The suit also objects to the documentary’s inclusion of claims by a man named Courtney Burgess, who said he had been given videos that showed Mr. Combs in sexual encounters with celebrities, including assaults of people he said appeared to be minors.
Mr. Combs has already sued Mr. Burgess and his lawyer, Ariel Mitchell-Kidd. She appears several times in the Peacock documentary, expressing skepticism that Ms. Porter had died of pneumonia and at another point calling Mr. Combs the “embodiment of Lucifer.”
In response to the lawsuit, Ms. Mitchell-Kidd called it a “pathetic ploy to silence victims and people who stand up for victims.”
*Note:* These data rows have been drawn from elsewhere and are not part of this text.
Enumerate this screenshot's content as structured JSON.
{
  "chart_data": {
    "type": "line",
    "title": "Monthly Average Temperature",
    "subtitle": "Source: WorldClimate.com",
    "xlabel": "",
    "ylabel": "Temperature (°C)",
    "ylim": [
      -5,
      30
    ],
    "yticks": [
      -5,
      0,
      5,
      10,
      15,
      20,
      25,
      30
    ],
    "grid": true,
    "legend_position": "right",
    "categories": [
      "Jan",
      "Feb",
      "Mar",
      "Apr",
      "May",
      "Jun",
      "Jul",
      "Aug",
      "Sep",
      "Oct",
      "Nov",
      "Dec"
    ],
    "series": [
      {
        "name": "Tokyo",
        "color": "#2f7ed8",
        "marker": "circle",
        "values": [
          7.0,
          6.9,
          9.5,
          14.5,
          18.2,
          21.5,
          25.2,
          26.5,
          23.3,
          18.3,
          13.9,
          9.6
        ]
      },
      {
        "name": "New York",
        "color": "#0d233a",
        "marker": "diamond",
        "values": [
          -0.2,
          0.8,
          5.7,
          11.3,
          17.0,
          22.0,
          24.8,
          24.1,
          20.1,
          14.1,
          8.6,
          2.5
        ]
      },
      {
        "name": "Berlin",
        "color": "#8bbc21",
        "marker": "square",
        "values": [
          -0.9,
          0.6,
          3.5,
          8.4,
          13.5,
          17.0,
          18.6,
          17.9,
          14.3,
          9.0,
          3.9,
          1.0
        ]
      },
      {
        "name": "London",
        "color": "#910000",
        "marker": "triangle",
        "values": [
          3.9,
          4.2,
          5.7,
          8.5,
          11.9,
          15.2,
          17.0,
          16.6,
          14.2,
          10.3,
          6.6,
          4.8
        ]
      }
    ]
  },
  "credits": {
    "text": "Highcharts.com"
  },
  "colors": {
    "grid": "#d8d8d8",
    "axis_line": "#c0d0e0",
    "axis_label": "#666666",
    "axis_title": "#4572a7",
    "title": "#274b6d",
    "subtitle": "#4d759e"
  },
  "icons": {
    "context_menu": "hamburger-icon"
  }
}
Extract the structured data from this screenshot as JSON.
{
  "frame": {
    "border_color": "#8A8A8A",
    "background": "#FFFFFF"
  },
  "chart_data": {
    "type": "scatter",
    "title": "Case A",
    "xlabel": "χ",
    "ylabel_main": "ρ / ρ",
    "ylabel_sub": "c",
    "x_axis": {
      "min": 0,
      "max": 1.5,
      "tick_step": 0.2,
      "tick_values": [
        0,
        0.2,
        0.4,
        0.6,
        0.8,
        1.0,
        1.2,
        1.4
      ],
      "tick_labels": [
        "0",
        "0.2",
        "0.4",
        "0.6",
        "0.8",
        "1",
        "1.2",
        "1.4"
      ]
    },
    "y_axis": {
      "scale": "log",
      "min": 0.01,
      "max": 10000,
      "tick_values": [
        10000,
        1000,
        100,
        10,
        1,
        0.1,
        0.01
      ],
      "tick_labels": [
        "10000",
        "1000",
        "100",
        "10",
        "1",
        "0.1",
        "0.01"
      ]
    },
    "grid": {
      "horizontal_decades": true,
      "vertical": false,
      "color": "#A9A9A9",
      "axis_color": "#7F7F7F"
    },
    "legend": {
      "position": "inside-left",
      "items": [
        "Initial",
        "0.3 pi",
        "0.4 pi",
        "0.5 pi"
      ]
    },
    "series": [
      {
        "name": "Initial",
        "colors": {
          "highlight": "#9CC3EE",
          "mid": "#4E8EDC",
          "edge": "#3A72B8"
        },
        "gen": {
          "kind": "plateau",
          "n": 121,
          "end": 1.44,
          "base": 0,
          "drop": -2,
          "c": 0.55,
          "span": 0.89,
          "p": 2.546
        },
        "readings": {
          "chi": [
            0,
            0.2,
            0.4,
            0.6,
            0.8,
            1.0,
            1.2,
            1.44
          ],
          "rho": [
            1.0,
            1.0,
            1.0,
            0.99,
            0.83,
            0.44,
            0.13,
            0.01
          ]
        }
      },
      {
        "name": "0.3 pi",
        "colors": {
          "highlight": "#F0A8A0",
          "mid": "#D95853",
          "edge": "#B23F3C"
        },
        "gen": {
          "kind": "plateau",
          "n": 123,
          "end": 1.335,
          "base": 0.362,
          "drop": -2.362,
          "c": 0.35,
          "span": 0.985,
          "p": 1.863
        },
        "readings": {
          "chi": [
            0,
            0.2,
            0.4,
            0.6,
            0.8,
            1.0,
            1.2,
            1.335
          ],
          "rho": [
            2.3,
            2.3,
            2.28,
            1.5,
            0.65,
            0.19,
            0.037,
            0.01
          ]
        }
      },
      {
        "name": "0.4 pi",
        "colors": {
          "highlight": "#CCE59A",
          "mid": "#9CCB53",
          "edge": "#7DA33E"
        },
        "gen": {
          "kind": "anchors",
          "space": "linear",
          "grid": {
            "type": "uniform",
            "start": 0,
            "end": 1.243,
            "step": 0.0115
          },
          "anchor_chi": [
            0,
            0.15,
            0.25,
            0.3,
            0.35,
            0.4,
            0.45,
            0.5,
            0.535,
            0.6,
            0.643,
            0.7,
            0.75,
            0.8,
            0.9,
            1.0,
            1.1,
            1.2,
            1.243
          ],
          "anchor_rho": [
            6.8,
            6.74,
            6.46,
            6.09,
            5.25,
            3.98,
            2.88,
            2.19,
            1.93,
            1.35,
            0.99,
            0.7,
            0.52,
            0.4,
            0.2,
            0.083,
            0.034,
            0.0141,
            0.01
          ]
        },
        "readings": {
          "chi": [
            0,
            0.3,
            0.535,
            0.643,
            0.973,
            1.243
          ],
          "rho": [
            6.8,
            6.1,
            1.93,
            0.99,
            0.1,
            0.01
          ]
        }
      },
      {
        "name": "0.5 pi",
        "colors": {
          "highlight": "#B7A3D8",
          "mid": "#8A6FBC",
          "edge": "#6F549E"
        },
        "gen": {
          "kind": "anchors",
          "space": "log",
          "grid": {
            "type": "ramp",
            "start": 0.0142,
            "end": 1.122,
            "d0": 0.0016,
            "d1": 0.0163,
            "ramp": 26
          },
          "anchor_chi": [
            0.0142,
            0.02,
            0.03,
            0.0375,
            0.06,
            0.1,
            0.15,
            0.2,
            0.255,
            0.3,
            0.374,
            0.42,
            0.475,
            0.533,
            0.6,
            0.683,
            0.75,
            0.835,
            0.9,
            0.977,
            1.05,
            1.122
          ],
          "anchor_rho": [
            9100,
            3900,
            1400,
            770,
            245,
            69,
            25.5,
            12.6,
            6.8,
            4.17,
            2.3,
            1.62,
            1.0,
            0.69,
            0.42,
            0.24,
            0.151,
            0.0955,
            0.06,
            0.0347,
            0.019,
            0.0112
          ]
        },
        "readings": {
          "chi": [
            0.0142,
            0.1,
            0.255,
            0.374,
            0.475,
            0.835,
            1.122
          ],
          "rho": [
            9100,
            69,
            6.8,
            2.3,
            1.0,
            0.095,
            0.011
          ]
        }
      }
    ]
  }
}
In addition to a criminal trial scheduled for May, Mr. Combs is facing the many lawsuits — now more than 40 — that have been filed against him, including allegations of sexual abuse. He has vehemently denied all the allegations.
At least two other documentaries also focus on the allegations against Mr. Combs. A series on Mr. Combs, called “The Fall of Diddy,” was released by Investigation Discovery last month. In response to that series, lawyers for Mr. Combs said in a statement to media outlets that the documentaries were “rushing to cash in on the media circus surrounding Mr. Combs.”
Netflix is reportedly producing another series, with involvement from 50 Cent, a rapper and vocal adversary of Mr. Combs.